It is time now to complete the square. Take half the coeffient of ax, square the result and add to both sides of the equation or add and subtract the result if all the parameters are on the same side in this case LHS. But you can choose to keep all elements in one side of the equation at initial and intermediate stages as I have done.

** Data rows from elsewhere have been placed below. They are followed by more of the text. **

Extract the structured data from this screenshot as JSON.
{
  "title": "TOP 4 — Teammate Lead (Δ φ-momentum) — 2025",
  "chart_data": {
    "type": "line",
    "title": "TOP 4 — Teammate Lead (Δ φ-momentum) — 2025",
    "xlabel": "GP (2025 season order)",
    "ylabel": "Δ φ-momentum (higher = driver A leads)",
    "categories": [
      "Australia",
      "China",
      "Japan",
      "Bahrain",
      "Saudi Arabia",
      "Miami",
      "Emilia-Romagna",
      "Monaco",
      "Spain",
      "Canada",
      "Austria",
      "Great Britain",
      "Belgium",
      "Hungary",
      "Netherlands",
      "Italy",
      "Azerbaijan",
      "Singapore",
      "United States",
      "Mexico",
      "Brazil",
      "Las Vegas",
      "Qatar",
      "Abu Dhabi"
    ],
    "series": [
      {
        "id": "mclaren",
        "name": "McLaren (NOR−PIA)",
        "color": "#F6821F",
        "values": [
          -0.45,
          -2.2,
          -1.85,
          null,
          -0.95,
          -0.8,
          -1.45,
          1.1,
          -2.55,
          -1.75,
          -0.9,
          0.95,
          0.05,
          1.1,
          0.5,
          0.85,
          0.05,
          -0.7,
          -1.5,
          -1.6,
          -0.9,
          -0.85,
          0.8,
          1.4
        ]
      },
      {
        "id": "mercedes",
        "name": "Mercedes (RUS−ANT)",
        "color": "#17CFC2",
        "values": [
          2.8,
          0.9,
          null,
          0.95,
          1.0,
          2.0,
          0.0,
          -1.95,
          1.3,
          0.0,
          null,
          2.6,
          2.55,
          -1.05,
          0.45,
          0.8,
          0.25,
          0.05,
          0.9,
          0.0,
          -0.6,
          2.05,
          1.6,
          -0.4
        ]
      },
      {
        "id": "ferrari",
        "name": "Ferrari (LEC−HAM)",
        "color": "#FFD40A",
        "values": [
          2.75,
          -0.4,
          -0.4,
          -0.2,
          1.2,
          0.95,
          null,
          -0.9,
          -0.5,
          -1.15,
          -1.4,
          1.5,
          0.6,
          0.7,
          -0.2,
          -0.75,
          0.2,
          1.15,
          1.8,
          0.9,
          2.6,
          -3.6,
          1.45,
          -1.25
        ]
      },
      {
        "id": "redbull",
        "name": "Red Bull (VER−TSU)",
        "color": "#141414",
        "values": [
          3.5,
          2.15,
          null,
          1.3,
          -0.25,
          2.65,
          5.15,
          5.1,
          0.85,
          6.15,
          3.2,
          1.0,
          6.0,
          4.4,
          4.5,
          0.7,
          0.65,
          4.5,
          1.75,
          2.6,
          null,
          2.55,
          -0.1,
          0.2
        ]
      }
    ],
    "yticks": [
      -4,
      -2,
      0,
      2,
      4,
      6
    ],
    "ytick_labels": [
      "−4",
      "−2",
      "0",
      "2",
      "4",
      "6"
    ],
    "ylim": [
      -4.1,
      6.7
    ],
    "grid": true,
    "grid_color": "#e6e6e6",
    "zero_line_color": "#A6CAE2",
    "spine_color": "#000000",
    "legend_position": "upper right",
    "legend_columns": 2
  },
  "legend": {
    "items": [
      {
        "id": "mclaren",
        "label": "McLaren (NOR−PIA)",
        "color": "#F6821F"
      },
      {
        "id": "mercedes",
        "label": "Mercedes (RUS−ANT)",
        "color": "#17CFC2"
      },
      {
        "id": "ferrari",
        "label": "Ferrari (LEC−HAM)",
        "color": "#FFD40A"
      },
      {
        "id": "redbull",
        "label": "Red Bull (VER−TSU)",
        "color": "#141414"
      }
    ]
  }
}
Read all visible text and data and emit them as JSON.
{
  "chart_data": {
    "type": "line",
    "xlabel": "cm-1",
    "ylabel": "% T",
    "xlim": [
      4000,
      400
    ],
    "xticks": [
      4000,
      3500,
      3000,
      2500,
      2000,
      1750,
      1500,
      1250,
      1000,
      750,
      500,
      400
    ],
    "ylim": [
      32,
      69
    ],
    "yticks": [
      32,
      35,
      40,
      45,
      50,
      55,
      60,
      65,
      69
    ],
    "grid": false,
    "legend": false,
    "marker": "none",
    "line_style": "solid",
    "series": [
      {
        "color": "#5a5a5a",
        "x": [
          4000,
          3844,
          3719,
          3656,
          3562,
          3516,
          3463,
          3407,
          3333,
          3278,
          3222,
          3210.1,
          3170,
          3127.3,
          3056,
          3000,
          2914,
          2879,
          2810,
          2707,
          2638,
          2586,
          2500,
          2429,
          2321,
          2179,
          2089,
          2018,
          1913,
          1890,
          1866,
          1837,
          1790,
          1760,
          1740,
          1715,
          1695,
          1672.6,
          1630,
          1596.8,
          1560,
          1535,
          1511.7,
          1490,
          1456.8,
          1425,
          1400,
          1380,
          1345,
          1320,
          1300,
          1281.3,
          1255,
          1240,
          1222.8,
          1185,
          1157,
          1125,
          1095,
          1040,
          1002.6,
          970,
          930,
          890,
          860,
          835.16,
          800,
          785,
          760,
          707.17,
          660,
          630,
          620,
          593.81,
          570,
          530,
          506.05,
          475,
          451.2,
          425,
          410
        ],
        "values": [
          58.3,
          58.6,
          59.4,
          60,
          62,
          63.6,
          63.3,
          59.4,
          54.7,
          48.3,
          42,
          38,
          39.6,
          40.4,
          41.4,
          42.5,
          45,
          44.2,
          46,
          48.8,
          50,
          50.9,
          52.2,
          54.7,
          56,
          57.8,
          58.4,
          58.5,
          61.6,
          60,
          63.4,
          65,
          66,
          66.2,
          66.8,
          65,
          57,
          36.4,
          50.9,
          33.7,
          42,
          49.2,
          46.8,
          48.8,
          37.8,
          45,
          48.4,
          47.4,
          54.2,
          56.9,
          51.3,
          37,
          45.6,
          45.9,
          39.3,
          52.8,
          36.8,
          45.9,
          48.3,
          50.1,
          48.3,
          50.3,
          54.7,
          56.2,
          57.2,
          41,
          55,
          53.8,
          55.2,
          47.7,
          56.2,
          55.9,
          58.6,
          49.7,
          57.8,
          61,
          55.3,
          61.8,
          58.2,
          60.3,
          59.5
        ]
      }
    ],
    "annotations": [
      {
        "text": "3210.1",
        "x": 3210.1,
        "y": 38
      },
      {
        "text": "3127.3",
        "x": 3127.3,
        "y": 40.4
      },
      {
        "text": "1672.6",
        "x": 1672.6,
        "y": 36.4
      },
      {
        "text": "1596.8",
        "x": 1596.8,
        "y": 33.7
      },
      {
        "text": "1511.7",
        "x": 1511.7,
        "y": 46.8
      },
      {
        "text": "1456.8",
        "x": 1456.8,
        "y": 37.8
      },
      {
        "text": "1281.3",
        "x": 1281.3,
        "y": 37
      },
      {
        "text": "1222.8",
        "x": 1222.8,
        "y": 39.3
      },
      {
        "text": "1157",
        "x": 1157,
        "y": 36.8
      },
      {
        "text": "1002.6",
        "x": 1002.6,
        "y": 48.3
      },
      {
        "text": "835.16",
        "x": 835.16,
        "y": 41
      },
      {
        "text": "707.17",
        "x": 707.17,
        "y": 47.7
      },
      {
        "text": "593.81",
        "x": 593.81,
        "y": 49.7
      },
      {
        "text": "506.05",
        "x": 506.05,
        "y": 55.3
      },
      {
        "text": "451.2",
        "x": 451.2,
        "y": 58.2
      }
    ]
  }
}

The coefficient of ax is b . Let’s quickily complete the square

$\mathbf{\left ( ax \right )^{2}+b\left ( ax \right )+\left ( \frac{1}{2}\cdot b \right )^2-\left ( \frac{1}{2}\cdot b \right )^2+ac=0}$

Transform the left side into a perfect square

$\mathbf{\left ( ax+\frac{b}{2} \right )^{2}=\left ( \frac{b}{2} \right )^{2}-ac}$

Find the LCM on the right side and simplify the fraction

$\mathbf{\left ( ax+\frac{b}{2} \right )^{2}=\frac{b^{2}-4ac}{4}}$

Take square roots on both sides to transform the equation into linear

$\mathbf{\sqrt{\left (ax+\frac{b}{2} \right )^{2}}=\pm \sqrt{\frac{b^{2}-4ac}{4}}}$

It reduces to

$\mathbf{ax+\frac{b}{2}=\pm \sqrt{\frac{b^{2}-4ac}{4}}}$

Take all parameters to the right side to make x the subject of the formula

$\mathbf{ax=-\frac{b}{2}\pm \frac{\sqrt{b^{2}-4ac}}{2}}$

Divide both sides by a to find x as

$\mathbf{x=\frac{-b\pm \sqrt{b^{2}-4ac}}{2a}}$